Une tribune pour les luttes

Urgence à l’hôpital

par Jean-François Couvrat

Article mis en ligne le mercredi 25 novembre 2009

Avec les illustrations et les graphiques explicatifs :

http://dechiffrages.blog.lemonde.fr/2009/11/15/urgence-a-lhopital/

15 novembre 2009

Trop de lits ? Trop de médecins ? Trop d’infirmières ? Trop de malades peut-être ? Le gouvernement s’apprête à supprimer 1.150 postes dans les hôpitaux parisiens en 2010, après 700 postes cette année, et cette perspective étonne. Le professeur Pierre Coriat, président de la commission médicale d’établissement de l’Assistance publique-Hôpitaux de Paris, menace de démissionner si ce plan n’est pas revu : « Le projet risque de casser l’AP-HP ».

Or rien n’indique que l’hôpital français soit trop cher, ni que la dépense publique de santé soit excessive. Le déficit croissant de l’assurance maladie fait couramment l’objet d’effets de manche et de coups de menton présidentiels. Il ne fait pourtant que témoigner du décalage persistant entre des dépenses qui ne peuvent qu’augmenter, parce que la population vieillit, et des recettes que l’on s’acharne à freiner, en prétendant ainsi favoriser l’emploi.

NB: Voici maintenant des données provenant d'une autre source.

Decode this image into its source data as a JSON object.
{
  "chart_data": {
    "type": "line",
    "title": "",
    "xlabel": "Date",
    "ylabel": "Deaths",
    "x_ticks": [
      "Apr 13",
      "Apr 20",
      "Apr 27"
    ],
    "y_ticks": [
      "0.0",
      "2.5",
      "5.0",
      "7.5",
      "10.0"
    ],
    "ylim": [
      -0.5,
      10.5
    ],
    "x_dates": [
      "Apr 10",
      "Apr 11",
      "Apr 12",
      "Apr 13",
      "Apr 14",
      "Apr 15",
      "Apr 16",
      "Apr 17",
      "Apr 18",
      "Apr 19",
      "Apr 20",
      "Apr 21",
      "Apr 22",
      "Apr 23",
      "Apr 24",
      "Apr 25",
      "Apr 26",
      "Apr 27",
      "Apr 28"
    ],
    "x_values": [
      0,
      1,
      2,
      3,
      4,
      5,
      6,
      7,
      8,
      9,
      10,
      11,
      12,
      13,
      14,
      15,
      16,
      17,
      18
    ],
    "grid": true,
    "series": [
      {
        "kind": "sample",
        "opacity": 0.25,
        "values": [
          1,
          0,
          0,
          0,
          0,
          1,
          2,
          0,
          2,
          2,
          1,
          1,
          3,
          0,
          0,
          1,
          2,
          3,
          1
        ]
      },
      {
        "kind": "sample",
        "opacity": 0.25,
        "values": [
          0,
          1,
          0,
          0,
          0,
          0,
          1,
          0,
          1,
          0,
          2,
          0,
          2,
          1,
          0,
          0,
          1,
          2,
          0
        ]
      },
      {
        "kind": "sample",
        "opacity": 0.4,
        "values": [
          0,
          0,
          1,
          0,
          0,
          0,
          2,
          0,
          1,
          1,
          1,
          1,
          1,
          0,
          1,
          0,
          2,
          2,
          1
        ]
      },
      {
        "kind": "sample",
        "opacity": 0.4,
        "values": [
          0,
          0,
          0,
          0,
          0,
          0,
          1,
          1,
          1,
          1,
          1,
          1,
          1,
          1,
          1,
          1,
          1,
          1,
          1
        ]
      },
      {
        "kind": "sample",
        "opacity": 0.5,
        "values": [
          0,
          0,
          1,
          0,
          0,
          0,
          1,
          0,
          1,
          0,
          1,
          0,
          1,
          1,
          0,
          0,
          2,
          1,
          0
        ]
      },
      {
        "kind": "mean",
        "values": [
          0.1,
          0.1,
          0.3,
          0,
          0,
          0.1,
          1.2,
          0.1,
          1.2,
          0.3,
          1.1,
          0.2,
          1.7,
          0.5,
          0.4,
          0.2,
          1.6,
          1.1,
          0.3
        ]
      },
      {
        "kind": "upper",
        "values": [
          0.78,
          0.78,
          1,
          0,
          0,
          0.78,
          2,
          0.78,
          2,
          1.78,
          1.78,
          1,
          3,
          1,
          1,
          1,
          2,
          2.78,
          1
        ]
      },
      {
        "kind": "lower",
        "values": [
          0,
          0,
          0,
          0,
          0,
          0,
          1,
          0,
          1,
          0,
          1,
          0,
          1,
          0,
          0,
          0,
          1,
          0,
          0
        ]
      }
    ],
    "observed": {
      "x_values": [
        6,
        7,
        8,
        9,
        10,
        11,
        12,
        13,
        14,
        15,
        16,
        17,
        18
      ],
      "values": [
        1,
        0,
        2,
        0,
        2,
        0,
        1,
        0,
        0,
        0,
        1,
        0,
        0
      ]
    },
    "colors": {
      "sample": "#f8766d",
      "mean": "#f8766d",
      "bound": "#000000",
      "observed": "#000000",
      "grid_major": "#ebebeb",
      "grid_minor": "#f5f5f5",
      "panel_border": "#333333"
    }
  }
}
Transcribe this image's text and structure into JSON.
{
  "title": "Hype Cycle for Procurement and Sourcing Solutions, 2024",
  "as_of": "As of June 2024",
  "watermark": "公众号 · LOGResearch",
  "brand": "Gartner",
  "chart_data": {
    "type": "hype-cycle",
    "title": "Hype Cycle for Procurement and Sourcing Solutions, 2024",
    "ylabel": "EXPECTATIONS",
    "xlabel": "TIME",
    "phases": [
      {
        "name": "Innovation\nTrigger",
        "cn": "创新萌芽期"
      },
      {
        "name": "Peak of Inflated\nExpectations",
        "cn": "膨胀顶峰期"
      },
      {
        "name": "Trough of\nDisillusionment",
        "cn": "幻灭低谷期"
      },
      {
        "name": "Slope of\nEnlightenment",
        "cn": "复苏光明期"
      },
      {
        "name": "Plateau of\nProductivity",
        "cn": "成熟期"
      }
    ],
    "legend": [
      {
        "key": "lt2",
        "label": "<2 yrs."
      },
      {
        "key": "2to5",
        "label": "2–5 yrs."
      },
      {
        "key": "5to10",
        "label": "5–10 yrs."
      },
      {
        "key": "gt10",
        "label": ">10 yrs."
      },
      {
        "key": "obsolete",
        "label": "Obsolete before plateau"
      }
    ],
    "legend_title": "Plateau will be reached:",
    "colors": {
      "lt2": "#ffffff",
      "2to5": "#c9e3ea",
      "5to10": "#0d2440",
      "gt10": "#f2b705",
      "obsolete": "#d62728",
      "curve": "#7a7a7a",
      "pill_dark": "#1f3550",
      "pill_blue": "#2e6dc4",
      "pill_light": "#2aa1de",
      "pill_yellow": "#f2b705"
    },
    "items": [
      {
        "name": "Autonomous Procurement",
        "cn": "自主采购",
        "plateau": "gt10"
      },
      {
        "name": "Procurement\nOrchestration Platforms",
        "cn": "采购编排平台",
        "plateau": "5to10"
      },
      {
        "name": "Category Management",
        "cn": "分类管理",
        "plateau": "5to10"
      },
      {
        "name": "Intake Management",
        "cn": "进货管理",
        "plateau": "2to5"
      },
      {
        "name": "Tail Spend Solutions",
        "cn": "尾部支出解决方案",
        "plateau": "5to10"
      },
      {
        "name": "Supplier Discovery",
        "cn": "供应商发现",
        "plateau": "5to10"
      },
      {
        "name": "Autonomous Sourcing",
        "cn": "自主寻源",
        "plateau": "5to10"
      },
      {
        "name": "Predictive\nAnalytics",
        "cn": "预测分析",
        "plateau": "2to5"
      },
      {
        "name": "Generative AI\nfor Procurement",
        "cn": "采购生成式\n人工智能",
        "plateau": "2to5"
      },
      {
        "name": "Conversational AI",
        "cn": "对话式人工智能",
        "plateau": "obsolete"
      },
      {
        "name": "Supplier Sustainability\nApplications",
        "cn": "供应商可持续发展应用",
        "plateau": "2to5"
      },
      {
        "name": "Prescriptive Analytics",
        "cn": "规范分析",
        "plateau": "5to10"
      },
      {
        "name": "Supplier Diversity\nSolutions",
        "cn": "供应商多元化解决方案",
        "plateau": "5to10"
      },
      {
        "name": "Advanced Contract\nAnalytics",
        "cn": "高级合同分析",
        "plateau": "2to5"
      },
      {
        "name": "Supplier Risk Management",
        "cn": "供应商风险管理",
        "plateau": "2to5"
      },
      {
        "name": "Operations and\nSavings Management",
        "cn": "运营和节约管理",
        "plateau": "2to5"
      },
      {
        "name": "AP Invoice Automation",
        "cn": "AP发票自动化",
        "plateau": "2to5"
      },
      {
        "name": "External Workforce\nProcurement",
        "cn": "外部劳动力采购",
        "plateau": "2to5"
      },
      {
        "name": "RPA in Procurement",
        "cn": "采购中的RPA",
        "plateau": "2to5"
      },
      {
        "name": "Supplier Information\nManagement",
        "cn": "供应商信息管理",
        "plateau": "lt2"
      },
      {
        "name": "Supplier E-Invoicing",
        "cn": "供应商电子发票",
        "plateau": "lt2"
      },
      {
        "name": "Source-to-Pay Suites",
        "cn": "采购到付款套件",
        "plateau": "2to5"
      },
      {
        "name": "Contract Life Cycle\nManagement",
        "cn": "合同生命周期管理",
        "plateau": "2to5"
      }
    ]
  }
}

Les Français abusent-ils de l’hôpital ? Ils passent en moyenne une journée par an dans une unité de soins aigus, selon l’OCDE. C’est une honnête moyenne, très inférieure aux scores allemands ou japonais.

Le nombre des lits d’hôpitaux est-il excessif ? Avec 3,6 lits de soins aigus pour 1.000 habitants, moitié moins qu’en Allemagne, deux fois moins qu’en Corée, la France ne se distingue vraiment pas par des équipements pléthoriques. Cette modération est même paradoxale, dans un pays à très faible densité de population qui compte 36.000 communes.

Chaque lit d’hôpital mobiliserait-il une profusion d’infirmières ? Difficile de le prétendre. La France figure en queue de peloton pour ses effectifs infirmiers par lit de soins aigus : pas plus de 59 pour 100 lits selon l’OCDE, quand on en compte 92 en Belgique, 162 aux Etats-Unis et… 310 au Royaume Uni. C’est un autre phénomène qui menace : des infirmiers faisant le travail de médecins, des aides soignantes faisant office d’infirmières… et bientôt les familles de patients appelés à la rescousse.

La France, où l’assurance maladie couvrait 80% des frais médicaux en 1946, se distingue aujourd’hui par un paradoxe navrant. Selon l’OCDE, la dépense publique de santé par habitant – oui, la dépense publique ! - y est inférieure de 14% à ce qu’elle est aux Etats-Unis, où 40 millions de gens sont encore privés de toute couverture maladie, en attendant la réforme engagée par Barack Obama.

Le Président Sarkozy prétend souhaiter un meilleur partage de la valeur ajoutée des entreprises entre salariés et actionnaires. La Sécurité sociale lui offre une excellente occasion de passer du discours aux actes. Les cotisations sociales d’employeurs, qui représentaient 19,8% de la valeur ajoutée des entreprises en 1983, n’en représentent plus que 16,1% en 2007, indique l’Insee. Leur part est moindre aujourd’hui qu’en moyenne dans les années 1960 – et cela donne à réfléchir.